If you’re one of those lucky ones whose metabolism is faster than a speeding bullet, you will likely not find this column interesting. But if you are like me, cursed with a slow metabolism and questionable genes you will likely be able to identify with this column.
Growing up, I was of an average and healthy build. Of course, I was quite physically active then and thus I could eat whatever I wanted with impunity. And I did.
My father was of German extraction and my mother’s parents were Swedish. I grew up eating lots of ethnic dishes related to my heritage as well as the standard fare that struggling parents would feed their children. In other words, there was plenty of mashed potatoes, gravy and fatty cuts of meat.
Back then, there was little attention paid to healthy fare and so we often ate foods and food combinations which we now know are incredibly unhealthy.
In particular, I remember griebenschmalz, a dish guaranteed to clog your arteries with just one bite. Griebenschmalz is the rendered fat of any animal. In our case, it was the fat from the cheapest piece of beef one could find. Mom would cut the fat off the meat and then cut it into small cubes. After that, she would throw it in a hot cast iron pan, season it and fry it until it was crispy, just like cracklings. We kids love grieben, as we called it and we would practically beg for those crispy little bits.
Another favourite also involved grease – and white bread. Mom would bake ribs in the oven until their greasy drippings caramelized in the pan. Of course we loved the ribs, but the best part for us was taking our bread and dragging it through the pork drippings. Can you imagine what a nutritionist would have to say about that nowadays? Oh, wait, I’m not even sure there were nutritionists back then.
But anyway, the point I am trying to make is that we have come a long way from those carefree days when everything wasn’t dangerous for your health, or likely to cause a stroke, cancer, heart attack, seizures, blah, blah, blah.

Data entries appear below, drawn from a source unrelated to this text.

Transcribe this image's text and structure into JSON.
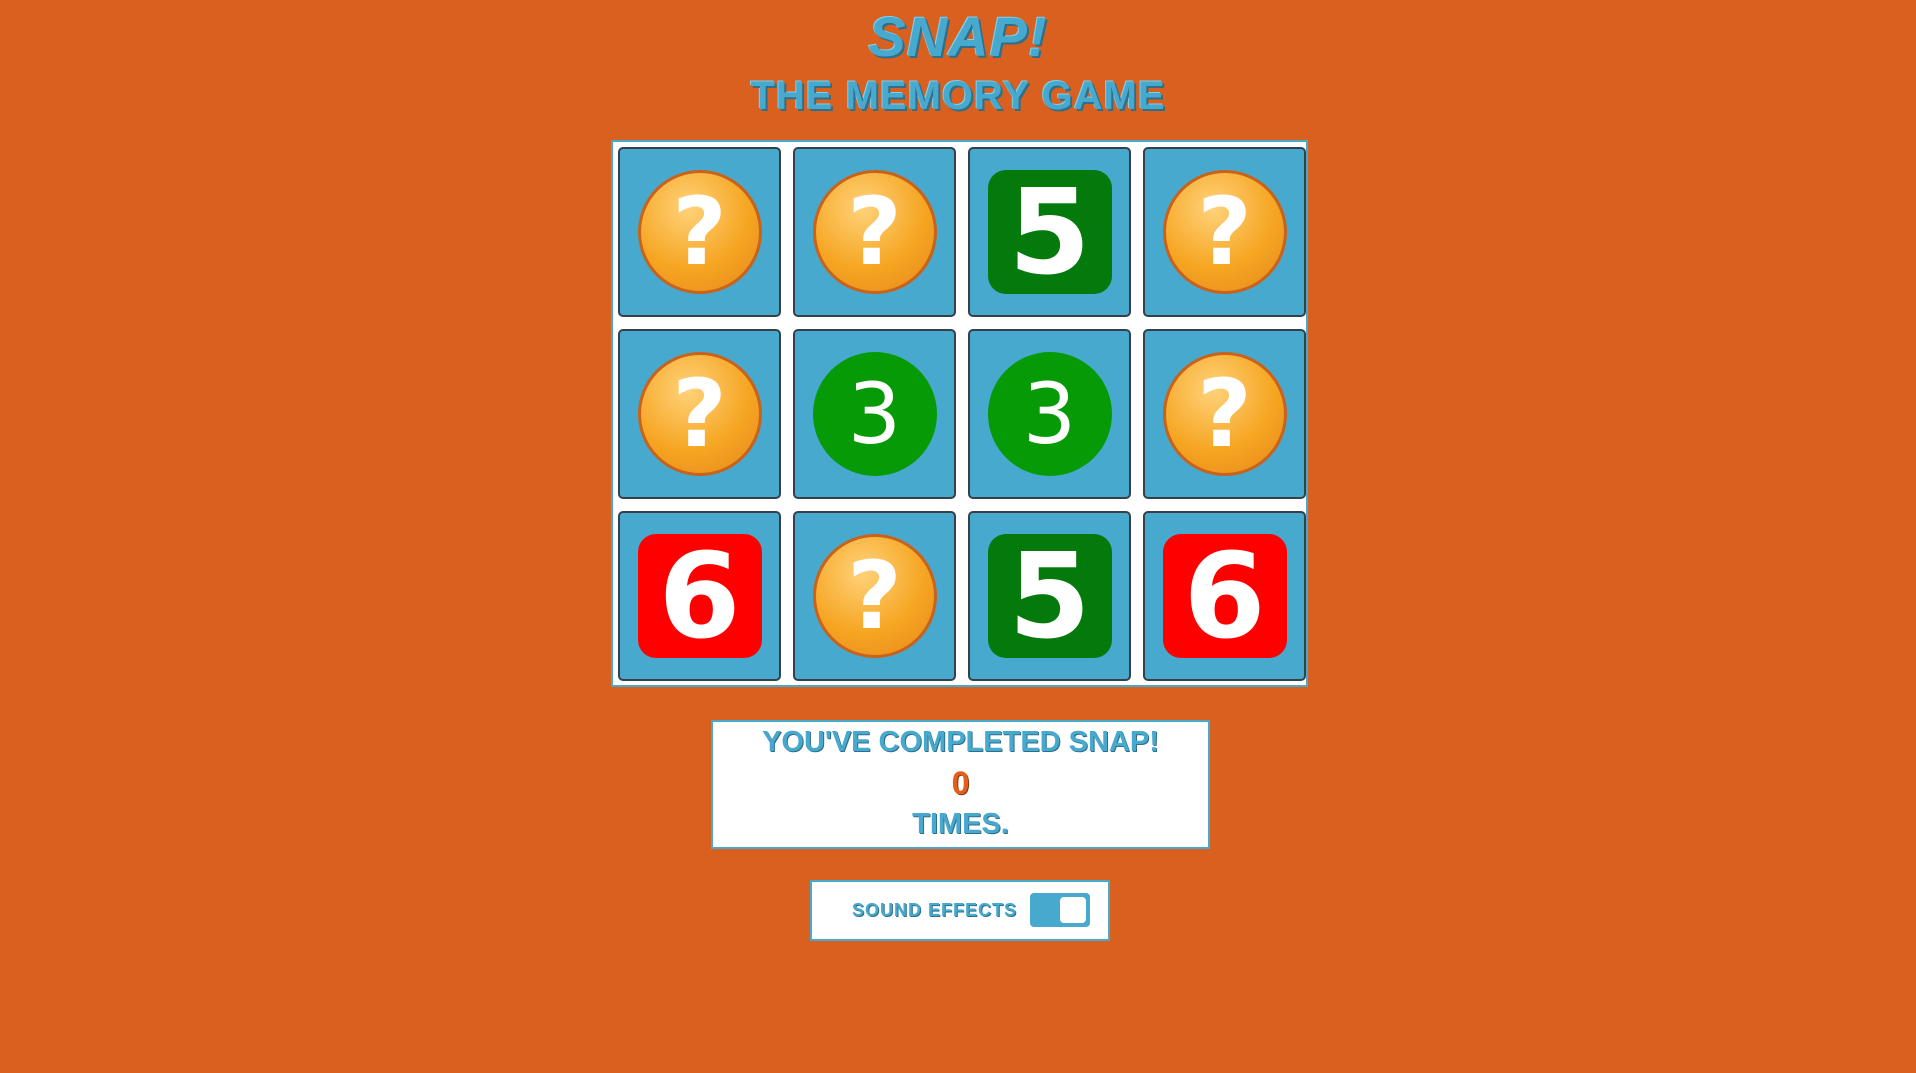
{
  "header": {
    "title": "Snap!",
    "subtitle": "The Memory Game"
  },
  "board": {
    "rows": 3,
    "columns": 4,
    "cards": [
      {
        "state": "hidden",
        "symbol": "?",
        "style": "question-orange"
      },
      {
        "state": "hidden",
        "symbol": "?",
        "style": "question-orange"
      },
      {
        "state": "revealed",
        "symbol": "5",
        "style": "square-green"
      },
      {
        "state": "hidden",
        "symbol": "?",
        "style": "question-orange"
      },
      {
        "state": "hidden",
        "symbol": "?",
        "style": "question-orange"
      },
      {
        "state": "revealed",
        "symbol": "3",
        "style": "circle-green"
      },
      {
        "state": "revealed",
        "symbol": "3",
        "style": "circle-green"
      },
      {
        "state": "hidden",
        "symbol": "?",
        "style": "question-orange"
      },
      {
        "state": "revealed",
        "symbol": "6",
        "style": "square-red"
      },
      {
        "state": "hidden",
        "symbol": "?",
        "style": "question-orange"
      },
      {
        "state": "revealed",
        "symbol": "5",
        "style": "square-green"
      },
      {
        "state": "revealed",
        "symbol": "6",
        "style": "square-red"
      }
    ]
  },
  "stats": {
    "line1": "You've completed Snap!",
    "count": "0",
    "line2": "times."
  },
  "settings": {
    "sound_label": "Sound Effects",
    "sound_enabled": true
  },
  "colors": {
    "background": "#d9601f",
    "accent": "#47a9cd",
    "question": "#f6a623",
    "green_square": "#047a0c",
    "green_circle": "#069a06",
    "red_square": "#ff0000"
  }
}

Yes, I make fun of it, but you see, it wasn’t long before those eating habits, poor nutritional education and genetics caught up with me. By the time I was 25-years-old I was clinically obese. Of course, people back then called me “chunky” or “big.” You know, all the euphemisms for fat and obese.

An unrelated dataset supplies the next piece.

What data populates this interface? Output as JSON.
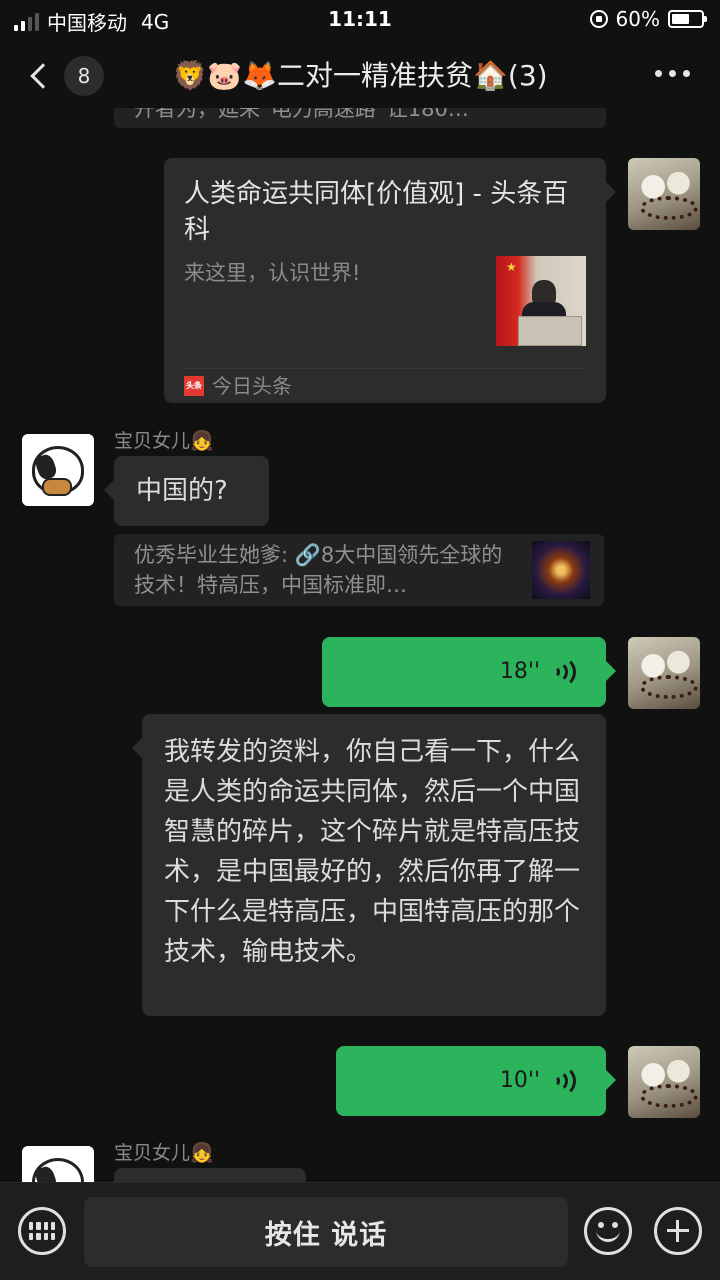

Mind you, I saw my obesity not as a health issue, but more so as an aesthetics issue and me, being me, simply didn’t care about my weight if it meant I had to meet other people’s visual approval of me.

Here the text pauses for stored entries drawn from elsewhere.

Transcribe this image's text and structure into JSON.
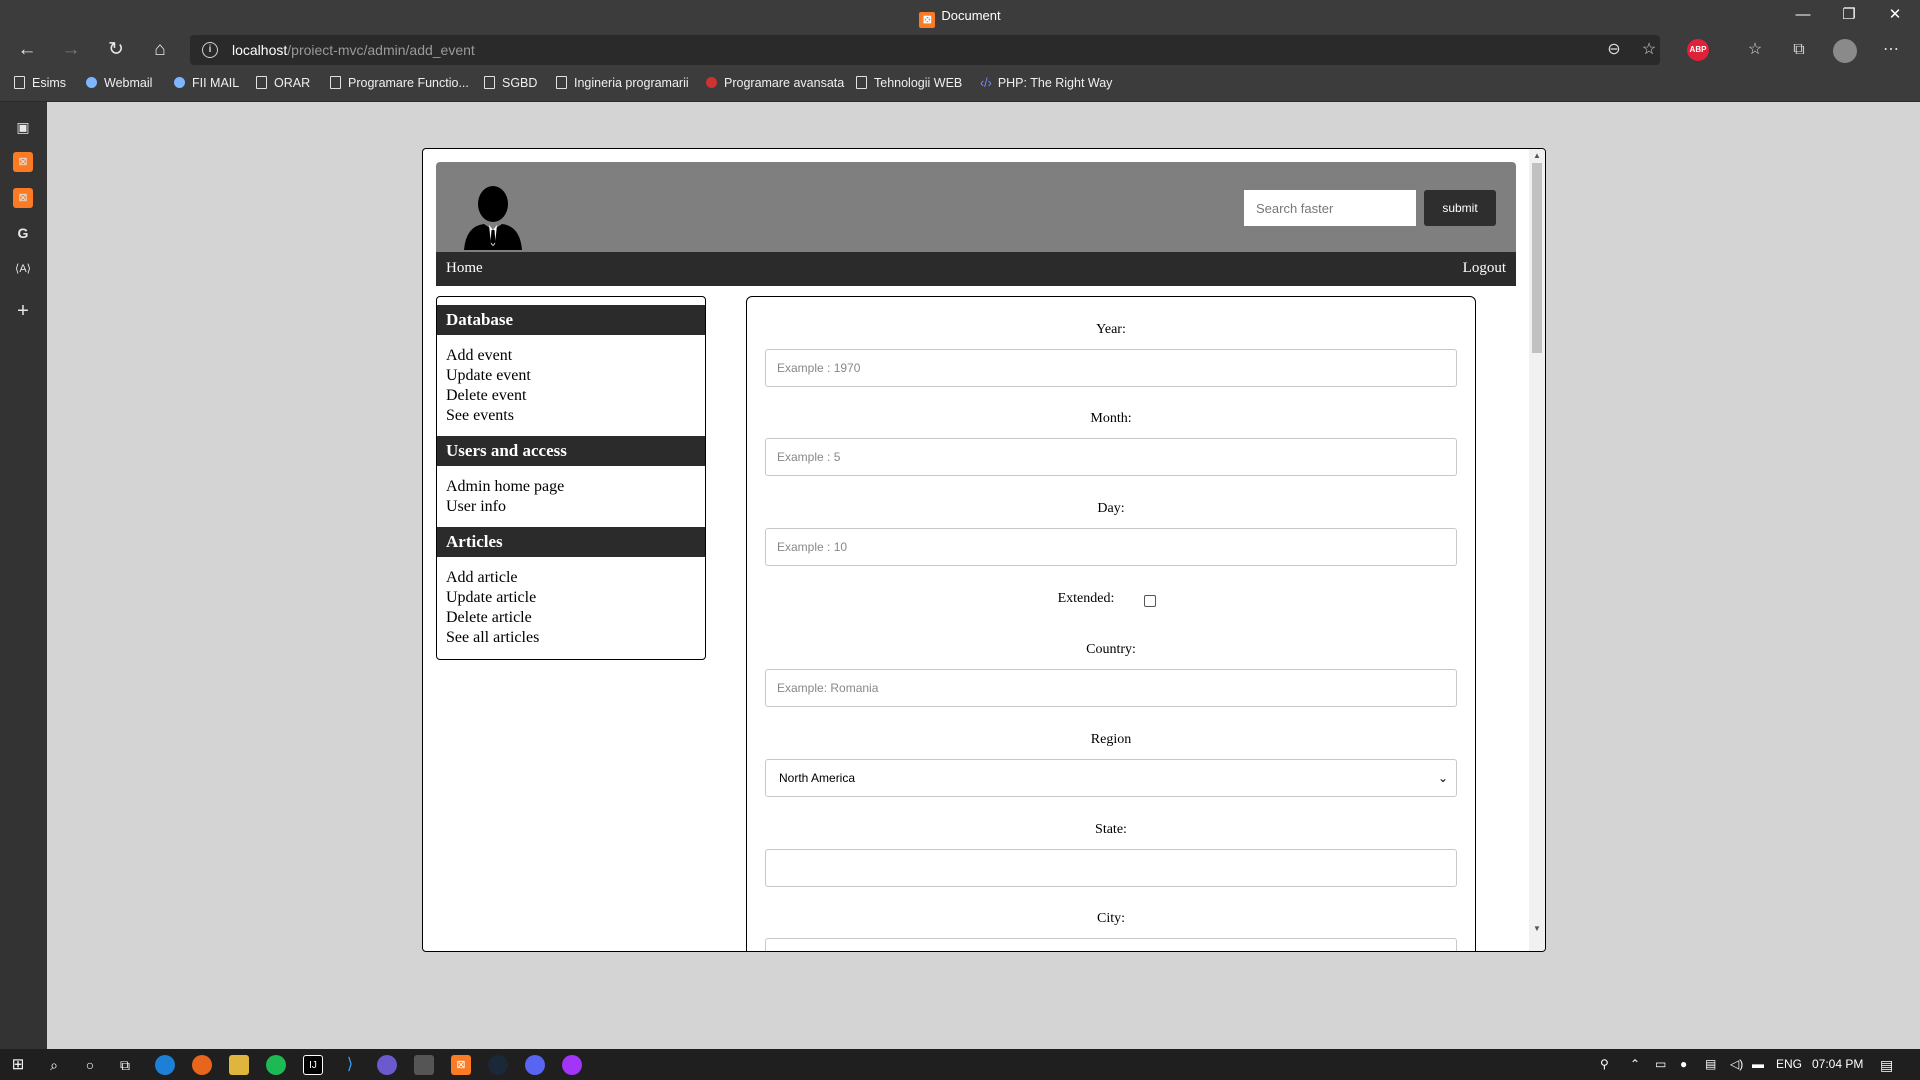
{
  "browser": {
    "window_title": "Document",
    "address": {
      "host": "localhost",
      "path": "/proiect-mvc/admin/add_event"
    },
    "ext_badge": "ABP",
    "bookmarks": [
      "Esims",
      "Webmail",
      "FII MAIL",
      "ORAR",
      "Programare Functio...",
      "SGBD",
      "Ingineria programarii",
      "Programare avansata",
      "Tehnologii WEB",
      "PHP: The Right Way"
    ]
  },
  "page": {
    "search_placeholder": "Search faster",
    "submit_label": "submit",
    "nav": {
      "home": "Home",
      "logout": "Logout"
    },
    "sidebar": {
      "sections": [
        {
          "title": "Database",
          "items": [
            "Add event",
            "Update event",
            "Delete event",
            "See events"
          ]
        },
        {
          "title": "Users and access",
          "items": [
            "Admin home page",
            "User info"
          ]
        },
        {
          "title": "Articles",
          "items": [
            "Add article",
            "Update article",
            "Delete article",
            "See all articles"
          ]
        }
      ]
    },
    "form": {
      "year_label": "Year:",
      "year_placeholder": "Example : 1970",
      "month_label": "Month:",
      "month_placeholder": "Example : 5",
      "day_label": "Day:",
      "day_placeholder": "Example : 10",
      "extended_label": "Extended:",
      "country_label": "Country:",
      "country_placeholder": "Example: Romania",
      "region_label": "Region",
      "region_value": "North America",
      "state_label": "State:",
      "city_label": "City:"
    }
  },
  "taskbar": {
    "lang": "ENG",
    "time": "07:04 PM"
  },
  "colors": {
    "header_bg": "#7f7f7f",
    "nav_bg": "#2b2b2b",
    "page_bg": "#d4d4d4"
  }
}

As I’ve gotten older and wiser I can now see the error of my ways. Actually, it was about 10 years ago when I first attempted weight loss and lost almost 100 pounds in six months by diet and exercise. Of course, I never really learned the true lesson. I learned how to diet, I didn’t really learn about diet and nutrition.
Needless to say, over the following eight years the weight crept up until I was within 10 pounds of my highest weight. I’m not sure why, but one day it suddenly occurred to me that I wanted to lose weight and keep it off.
It’s taken me over two years, but I have now lost 60 pounds. I have a few more to lose, although I have not set a number goal, just simply the goal to eat better and healthier. The very first and likely the hardest lesson I learned is that I did not need to eat the volume of food which I was eating, and secondly, a treat is a treat, not an everyday occurrence.
I still dream of grieben, and I won’t say I will never eat it again. But if I do, it will be balanced by moderation and other healthy eating options. The true secret to losing weight is not just counting calories. For me it was about changing my relationship with food and viewing food from a different perspective.
I have no doubt that this time I will keep the weight off. The lesson has been learned, and more.
Weight loss and healthy nutrition are not about deprivation. I still eat ice cream and other “junk food” occasionally. Weight loss is really about balance.
If you’re thinking about losing weight, I advise you to consult with your physician beforehand.